Abgeordneter Dr. Friedhelm Frischenschlager (Liberales Forum): Herr Präsident! Herr Bundeskanzler! Hohes Haus! Ich bin der grünen Fraktion dankbar, daß sie heute das Thema Neutralität einer Diskussion unterzieht. Ich glaube, daß diese Diskussion dringend notwendig ist – im Gegensatz zu dem, was Kollege Schieder gesagt hat –, aber in der Sache selbst gehe ich natürlich mit den Grünen ganz und gar nicht konform. Im Gegenteil: Ich behaupte, daß sie einen sicherheitspolitischen Diskussionsstand haben, der irgendwo weit vor ihrem Gründungsdatum liegt, irgendwo in den siebziger Jahren. (Zwischenruf des Abg. Hans Helmut Moser .) Ich glaube auch, daß sie bis heute noch nicht erfaßt haben, daß sich Österreich als Mitgliedsland der Europäischen Union in einer total veränderten sicherheitspolitischen Situation befindet.

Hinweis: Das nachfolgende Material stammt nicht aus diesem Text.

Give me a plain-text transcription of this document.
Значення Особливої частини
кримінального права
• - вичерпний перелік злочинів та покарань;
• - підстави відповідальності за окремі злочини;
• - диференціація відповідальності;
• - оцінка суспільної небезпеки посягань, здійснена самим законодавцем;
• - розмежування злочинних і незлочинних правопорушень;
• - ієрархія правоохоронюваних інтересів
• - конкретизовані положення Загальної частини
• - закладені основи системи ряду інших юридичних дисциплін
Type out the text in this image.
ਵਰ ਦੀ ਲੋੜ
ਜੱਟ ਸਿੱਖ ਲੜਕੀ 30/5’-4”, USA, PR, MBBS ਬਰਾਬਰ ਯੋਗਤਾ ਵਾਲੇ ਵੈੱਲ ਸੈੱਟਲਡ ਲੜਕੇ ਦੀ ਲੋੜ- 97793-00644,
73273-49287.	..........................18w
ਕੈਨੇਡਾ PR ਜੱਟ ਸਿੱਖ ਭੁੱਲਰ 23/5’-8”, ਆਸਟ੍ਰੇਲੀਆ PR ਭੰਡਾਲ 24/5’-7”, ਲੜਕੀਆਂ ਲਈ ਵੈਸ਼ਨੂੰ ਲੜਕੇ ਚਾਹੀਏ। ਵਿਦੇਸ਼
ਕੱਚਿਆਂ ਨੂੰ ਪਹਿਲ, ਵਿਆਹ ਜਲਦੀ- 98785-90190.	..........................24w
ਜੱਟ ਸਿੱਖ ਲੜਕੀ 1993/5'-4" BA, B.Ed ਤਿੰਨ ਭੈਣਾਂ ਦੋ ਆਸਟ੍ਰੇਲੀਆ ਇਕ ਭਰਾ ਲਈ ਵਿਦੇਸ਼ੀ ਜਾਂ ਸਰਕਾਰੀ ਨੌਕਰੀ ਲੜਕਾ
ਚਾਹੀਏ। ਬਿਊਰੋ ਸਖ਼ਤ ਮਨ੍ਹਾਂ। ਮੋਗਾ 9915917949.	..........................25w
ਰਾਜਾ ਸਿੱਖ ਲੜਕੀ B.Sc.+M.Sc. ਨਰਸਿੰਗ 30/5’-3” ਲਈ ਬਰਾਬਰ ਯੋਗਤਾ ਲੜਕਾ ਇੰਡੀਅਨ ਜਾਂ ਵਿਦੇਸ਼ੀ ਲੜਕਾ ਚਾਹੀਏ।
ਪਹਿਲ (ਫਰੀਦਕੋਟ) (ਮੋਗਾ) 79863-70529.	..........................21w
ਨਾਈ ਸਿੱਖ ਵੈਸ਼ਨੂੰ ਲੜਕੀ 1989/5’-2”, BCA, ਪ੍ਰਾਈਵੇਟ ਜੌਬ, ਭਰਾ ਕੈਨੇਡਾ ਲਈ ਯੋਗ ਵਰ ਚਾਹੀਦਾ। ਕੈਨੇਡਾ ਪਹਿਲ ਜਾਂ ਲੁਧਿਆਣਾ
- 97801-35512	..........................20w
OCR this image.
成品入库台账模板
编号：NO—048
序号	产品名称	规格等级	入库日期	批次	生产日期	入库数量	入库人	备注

Es gibt aber einen Milderungsgrund für die Grünen, der darin liegt, daß sich auch die beiden Regierungsparteien sehr bemühen, nur ja zu vermeiden zuzugeben, daß sich in den Fragen des Zusammenhanges Beitritt zur Europäischen Union und immerwährende Neutralität vielleicht gar etwas geändert hätte. Das hat natürlich auch wieder Tradition. Das war nicht nur so, als wir die Abstimmung über den Beitritt zur Europäischen Union hatten, sondern das geht bis heute weiter, daß man strikt und konsequent sagt: Mit dem Beitritt zur Europäischen Union rührt sich bei der Neutralität überhaupt nichts, sie wird nicht verändert, man muß sie vielleicht ein bißchen weiter interpretieren, man muß eine neue Neutralität als Schlagwort kreieren, aber es bleibt alles beim alten.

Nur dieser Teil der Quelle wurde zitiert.